Grieving over the death of her boyfriend on the ride, Wendy teams up with Kevin (Ryan Merriman), another survivor, to try to thwart death's plan. One of the clever things about the movie is how they're aware of what happened to the students in the first film and use it as a reference point to figure out what's going to happen to them. There's a great scene (which will no doubt offend many) where Kevin pulls out eery pictures that serve as clues that the assassination of Lincoln and the 9/11 attacks were going to happen, hammering home the point that death has a plan and there's often no escaping it. They look at the pictures taken before they got on the ride for clues to their fates and methods of their demise. They find them, but that's no guarantee they can stop it as the movie goes places you really don't expect it to, especially in it's clever ending, which liberally borrows from 1972's Tales From the Crypt.

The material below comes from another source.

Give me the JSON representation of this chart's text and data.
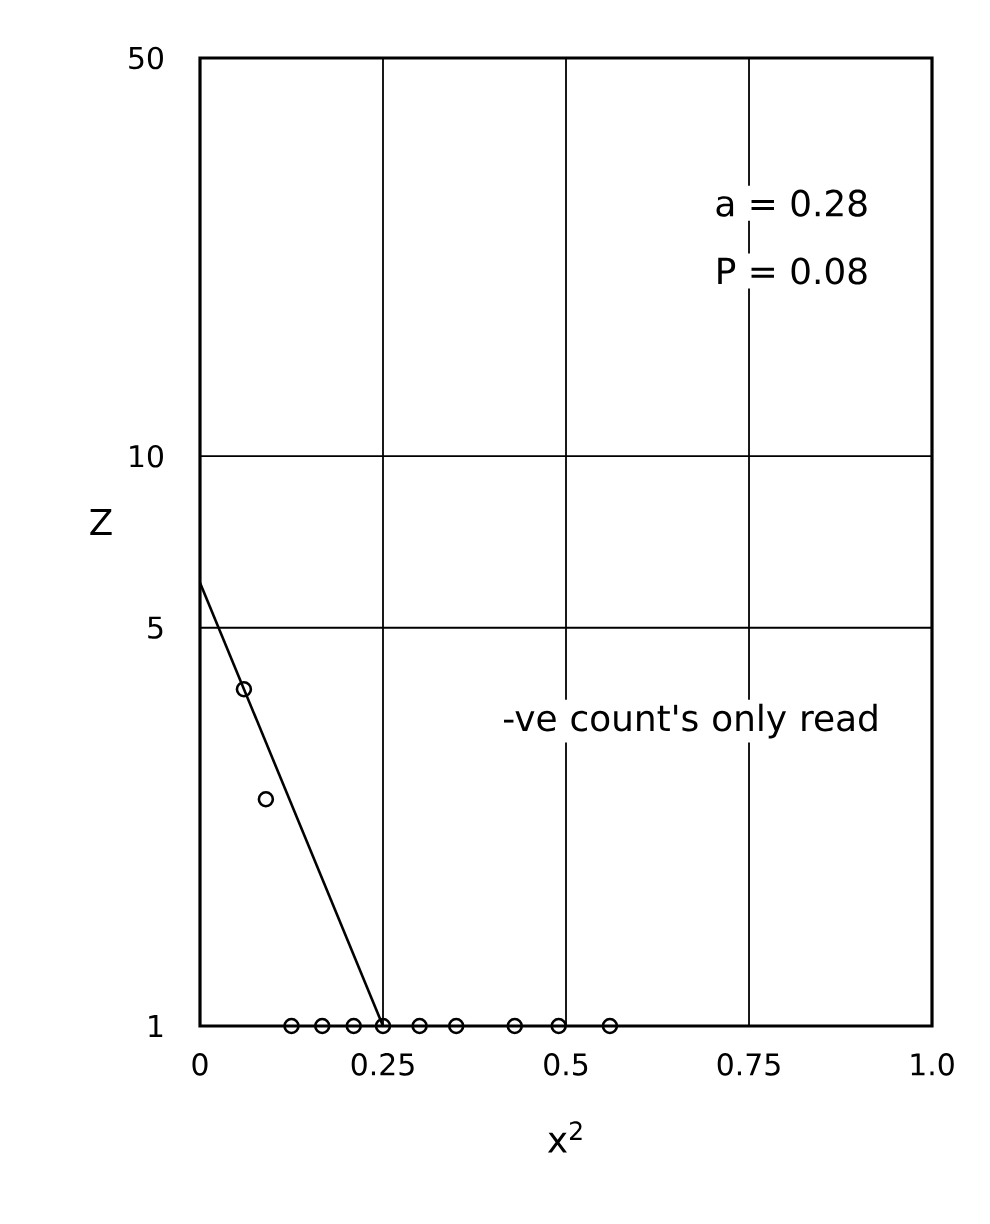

The death scenes in this movie are also the most entertaining in the series using a tanning salon, a weight room, and a drive-thru in ways you won't believe. That's not even mentioning the incredible roller coaster disaster at the start of the film. It always bothered me that a roller coaster was never really used to it's full effect in the movies. If you think about it there's really nothing scarier than being suspended that far up in the air and have something go wrong. Finally a movie has taken advantage of that very real terror and complete loss of control.
The characters are all typical teen horror movie caricatures like the jock, the goth chick, the dumb blonde slut, the sceptic, the virginal girl and the sleazy scumbag. What's great is the movie seems to revel it, with the filmmakers even bragging about it on the special features disc. Those descriptions of the characters were actually their's not mine. All the actors have fun with their parts, but Mary Elizabeth Winstead (who looks like a prettier version of Zooey Deschanel) does about as good a job as the virginal heroin that I've ever seen in a teen horror flick. She actually looks and acts like a real high school girl, which is rare in this genre.
That the movie is populated by nobody actors helps it's cause as everything seems fresh, so much so I started to forget this was a sequel or that there was ever any other Final Destination film. This one sets standard for the series. If the movie made more interesting choices visually, taken the narrative a little more seriously and aimed a little higher it would have taken this thriller into 4 star territory, like the brilliant Saw. That's not a complaint though, because it's not that type of movie and really shouldn't aim to be. The movie is so fun and exciting I can't imagine anyone wouldn't enjoy it for what it is.
This release comes in a 2-disc "Thrill Ride Edition" that's as fully loaded as any recent release you've seen. There's an fascinating documentary on the conventions of the "dead teenager movie" complete with a great interview with Roger Ebert, a documentary on the making of the film, and an animated short about real-life cases of people narrowly avoiding death that's incredible. There's also the full-length audio commentary and a feature that lets you watch the movie while changing the course of events and the character's fates. While there will definitely be better movies than FD3 this year, I doubt they'll be anything better in the teen horror movie genre. Hopefully, there isn't a Final Destination 4. Better that the series go out on top.